Who Should Pay? (Hotwife Edition)

Some time ago I described what a single man could expect on a typical first date with me. What I didn’t think to cover was the politics of paying for date related expenses. You know, the stuff no one really thinks about until it’s time to split the bill. A Twitter follower had some good questions about who should pay for what so let’s take a look!

Who should pay for drinks/dinner?

Who Should Pay
Maybe he’ll go down on me if I pay…

If you’re a single guy meeting a Hotwife who is free to date like a single woman, then apply your usual single-on-single date etiquette. Offer to buy the first drink and offer again as appropriate. I personally don’t need more than three Margaritas to determine if I’m fucking a guy or not, so unless you’ve landed yourself a hard-drinking Hotwife, it shouldn’t be an expensive night anyway! 😅 Same deal for dinner. If you asked the Hotwife out for a meal, be prepared to foot the bill. If she invited you, then still offer to pay or contribute. Just do whatever you singles would normally do!

On a date with a Hotwife and her Stag? Things won’t differ too much but the Stag may offer to buy the first round and leave you to flirt with his wife. Do offer to get the next round but don’t turn it into a pissing contest if the Stag prefers to pay all the way. Some Stags like to ensure that their Vixen decides to fuck a guy because she wants to, rather than because of some sense of obligation. Unlike traditional, romantic dating, sex is precisely why you’re on a date so it’s not a bad idea to let a couple take control in that regard. Of course, if you in turn feel obligated to put out because a couple is plying you with top-shelf tequila, then start buying your own drinks. If that happens though, me thinks you’re possibly not that into her and have already booked an Uber to go home 😂

Who should pay for the hotel room?

If hosting for either party isn’t an option then playtime has to happen in a hotel room. Personally, my husband and I prefer to get a room with no obligation for our playfriend to contribute. Some guys have offered to get a nice bottle of champagne which is a very nice gesture but it’s not expected. We went on a date once with a new guy who got a room, ostensibly for him to stay overnight in regardless of how the night panned out. I was attracted enough to the guy to play but it could have ended unpleasantly if he expected pussy as payment in kind. Of course, we would never feel pressured to play, but to avoid any unsexy vibes, we prefer to be on neutral ground or be entirely in control. I would suggest this is the case for solo-flying Hotwives too.
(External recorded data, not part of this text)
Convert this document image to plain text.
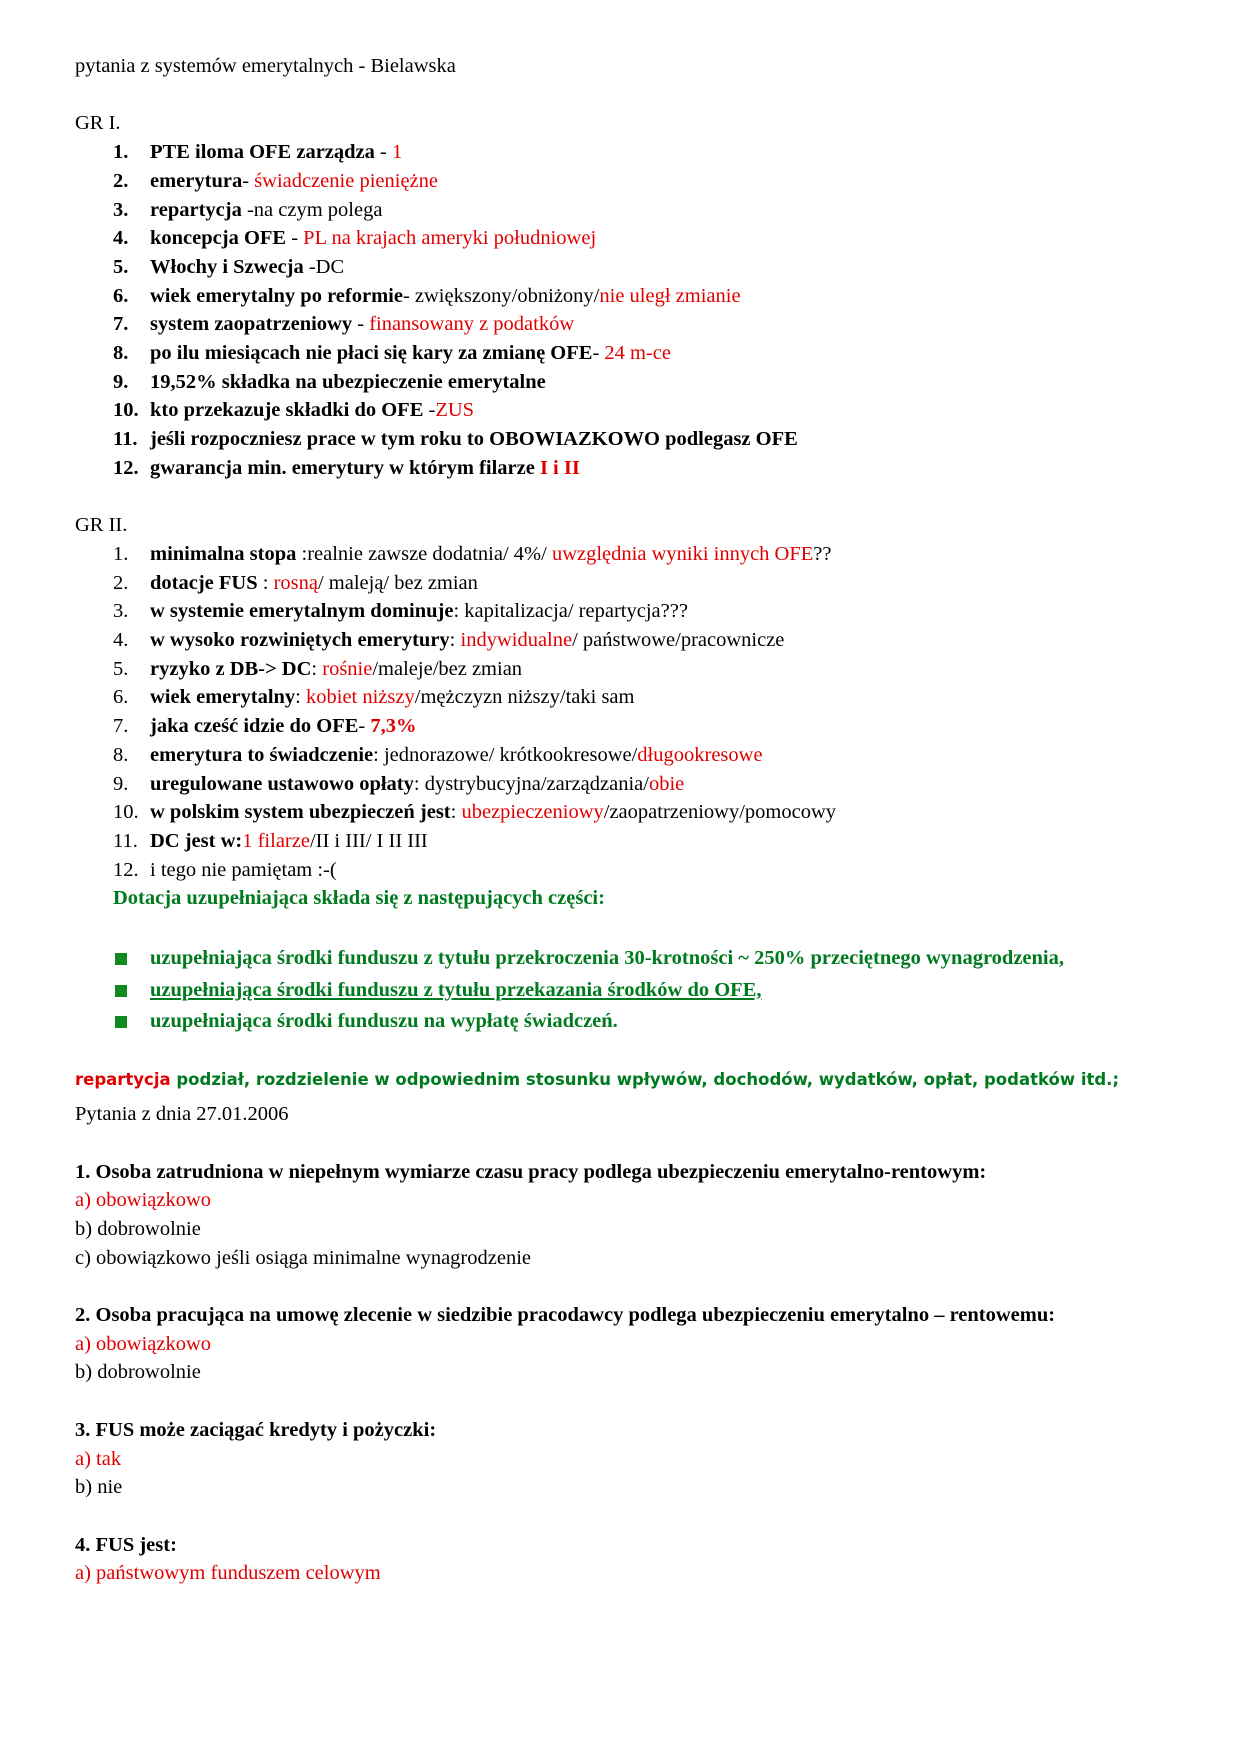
pytania z systemów emerytalnych - Bielawska
GR I.
1. PTE iloma OFE zarządza - 1
2. emerytura- świadczenie pieniężne
3. repartycja -na czym polega
4. koncepcja OFE - PL na krajach ameryki południowej
5. Włochy i Szwecja -DC
6. wiek emerytalny po reformie- zwiększony/obniżony/nie uległ zmianie
7. system zaopatrzeniowy - finansowany z podatków
8. po ilu miesiącach nie płaci się kary za zmianę OFE- 24 m-ce
9. 19,52% składka na ubezpieczenie emerytalne
10. kto przekazuje składki do OFE -ZUS
11. jeśli rozpoczniesz prace w tym roku to OBOWIAZKOWO podlegasz OFE
12. gwarancja min. emerytury w którym filarze I i II
GR II.
1. minimalna stopa :realnie zawsze dodatnia/ 4%/ uwzględnia wyniki innych OFE??
2. dotacje FUS : rosną/ maleją/ bez zmian
3. w systemie emerytalnym dominuje: kapitalizacja/ repartycja???
4. w wysoko rozwiniętych emerytury: indywidualne/ państwowe/pracownicze
5. ryzyko z DB-> DC: rośnie/maleje/bez zmian
6. wiek emerytalny: kobiet niższy/mężczyzn niższy/taki sam
7. jaka cześć idzie do OFE- 7,3%
8. emerytura to świadczenie: jednorazowe/ krótkookresowe/długookresowe
9. uregulowane ustawowo opłaty: dystrybucyjna/zarządzania/obie
10. w polskim system ubezpieczeń jest: ubezpieczeniowy/zaopatrzeniowy/pomocowy
11. DC jest w:1 filarze/II i III/ I II III
12. i tego nie pamiętam :-(
Dotacja uzupełniająca składa się z następujących części:
uzupełniająca środki funduszu z tytułu przekroczenia 30-krotności ~ 250% przeciętnego wynagrodzenia,
uzupełniająca środki funduszu z tytułu przekazania środków do OFE,
uzupełniająca środki funduszu na wypłatę świadczeń.
repartycja podział, rozdzielenie w odpowiednim stosunku wpływów, dochodów, wydatków, opłat, podatków itd.;
Pytania z dnia 27.01.2006
1. Osoba zatrudniona w niepełnym wymiarze czasu pracy podlega ubezpieczeniu emerytalno-rentowym:
a) obowiązkowo
b) dobrowolnie
c) obowiązkowo jeśli osiąga minimalne wynagrodzenie
2. Osoba pracująca na umowę zlecenie w siedzibie pracodawcy podlega ubezpieczeniu emerytalno – rentowemu:
a) obowiązkowo
b) dobrowolnie
3. FUS może zaciągać kredyty i pożyczki:
a) tak
b) nie
4. FUS jest:
a) państwowym funduszem celowym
Of course, not all couples can spring for a room every time they want some hot action so in such cases, it’s wise to have a chat about expenses before making plans. If you already know the guy, then it shouldn’t be hard to work something out. If you’re comfortable for your playfriend to pay for a room, then great. Otherwise agree to go Dutch. If you haven’t met each other before but sex is a likely outcome, then look into the availability of hotel rooms in your area. Arrange to have a late afternoon or early evening drink and if you float each other’s boats, book a room online and get it on. The last thing you want is being left out of pocket because playtime (or even the date) didn’t happen.

Single men can decide if it’s worth offering to get the room, but it’s also not unreasonable to ask the other party to pay half or some. If you’ve met a Hotwife or couple who simply can’t contribute then it’s up to you to decide how much you want to get laid. Sounds horribly politically incorrect but it does come down to that. If you happen to be a couple who is just as eager to get laid but can’t spare the expense then do at least offer to buy some drinks or snacks to get you through the evening.
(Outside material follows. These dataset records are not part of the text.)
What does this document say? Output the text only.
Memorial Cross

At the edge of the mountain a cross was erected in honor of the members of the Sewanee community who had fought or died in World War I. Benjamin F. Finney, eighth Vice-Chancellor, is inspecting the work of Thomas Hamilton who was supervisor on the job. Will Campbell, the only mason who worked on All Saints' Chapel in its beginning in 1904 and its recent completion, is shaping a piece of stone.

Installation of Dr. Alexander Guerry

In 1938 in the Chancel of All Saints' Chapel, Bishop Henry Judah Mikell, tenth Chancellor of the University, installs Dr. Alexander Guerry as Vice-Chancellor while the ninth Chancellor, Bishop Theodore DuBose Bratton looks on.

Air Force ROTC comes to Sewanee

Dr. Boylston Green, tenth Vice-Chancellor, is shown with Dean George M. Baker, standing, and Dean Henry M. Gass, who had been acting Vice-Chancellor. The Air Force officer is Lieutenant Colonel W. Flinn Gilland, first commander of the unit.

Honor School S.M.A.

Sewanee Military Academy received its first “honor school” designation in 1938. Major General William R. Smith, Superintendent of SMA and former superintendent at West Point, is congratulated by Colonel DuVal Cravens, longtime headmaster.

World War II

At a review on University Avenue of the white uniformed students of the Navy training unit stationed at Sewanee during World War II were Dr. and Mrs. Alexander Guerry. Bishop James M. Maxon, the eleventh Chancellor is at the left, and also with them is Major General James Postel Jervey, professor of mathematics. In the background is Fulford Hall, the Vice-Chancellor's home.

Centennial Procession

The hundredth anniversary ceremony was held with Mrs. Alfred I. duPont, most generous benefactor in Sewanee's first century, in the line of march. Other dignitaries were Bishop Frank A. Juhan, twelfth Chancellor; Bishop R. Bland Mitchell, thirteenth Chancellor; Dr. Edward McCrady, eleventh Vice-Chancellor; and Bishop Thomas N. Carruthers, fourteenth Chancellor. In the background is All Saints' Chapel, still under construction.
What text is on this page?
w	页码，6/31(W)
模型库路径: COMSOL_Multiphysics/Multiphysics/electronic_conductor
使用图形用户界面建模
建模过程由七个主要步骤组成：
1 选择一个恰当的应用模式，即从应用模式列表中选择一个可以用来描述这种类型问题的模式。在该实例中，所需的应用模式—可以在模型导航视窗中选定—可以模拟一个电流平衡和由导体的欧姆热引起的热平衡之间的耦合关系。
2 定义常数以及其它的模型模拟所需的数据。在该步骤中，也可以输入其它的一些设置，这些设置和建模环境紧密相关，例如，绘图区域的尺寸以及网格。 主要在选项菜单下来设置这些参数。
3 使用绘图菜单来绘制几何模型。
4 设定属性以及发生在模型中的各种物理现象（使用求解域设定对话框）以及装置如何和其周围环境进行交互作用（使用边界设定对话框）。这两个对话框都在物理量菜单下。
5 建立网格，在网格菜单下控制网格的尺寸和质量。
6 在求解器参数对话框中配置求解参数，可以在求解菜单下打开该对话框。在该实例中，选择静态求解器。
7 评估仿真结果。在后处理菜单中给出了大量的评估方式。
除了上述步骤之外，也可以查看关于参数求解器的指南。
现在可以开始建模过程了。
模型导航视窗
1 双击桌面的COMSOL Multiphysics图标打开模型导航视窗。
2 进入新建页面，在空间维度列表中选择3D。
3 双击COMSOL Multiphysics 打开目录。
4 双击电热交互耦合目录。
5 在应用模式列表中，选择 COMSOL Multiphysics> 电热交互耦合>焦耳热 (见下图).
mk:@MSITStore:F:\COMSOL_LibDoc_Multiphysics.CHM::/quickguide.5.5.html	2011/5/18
Shouldn’t the guy pay for everything?

Yo! It’s 2018. Let’s accept that women want sex as much as men so be prepared to open your purse as well as your legs (sorry to be crude!). At least be mindful of keeping things somewhat even-steven so if a guy has paid for a room, then insist on buying him a drink. I think regular dating etiquette and general manners should prevail. Most men don’t mind paying outright but they do appreciate their generosity being acknowledged in some way, and I’m not talking about a blow job. Provide awesome company even if sex isn’t in the offing. It takes no effort to be polite for an hour or two before making your excuses.

Now, I don’t want to get into socio-economic or gender-based power play discussions, but if as a Hotwife you simply feel sexier being indulged by a man then so be it. In turn, if as a Bull you feel the need to be in control, or as a Cuck, not have any control, then more power to y’all. Hotwifing is meant to be fun so you need to play by your own rules. The above is more or less a guideline for those who don’t otherwise have a game plan. As long as you outline your expectations for the date before you meet someone then you can forget about the logistics and simply have a great night out.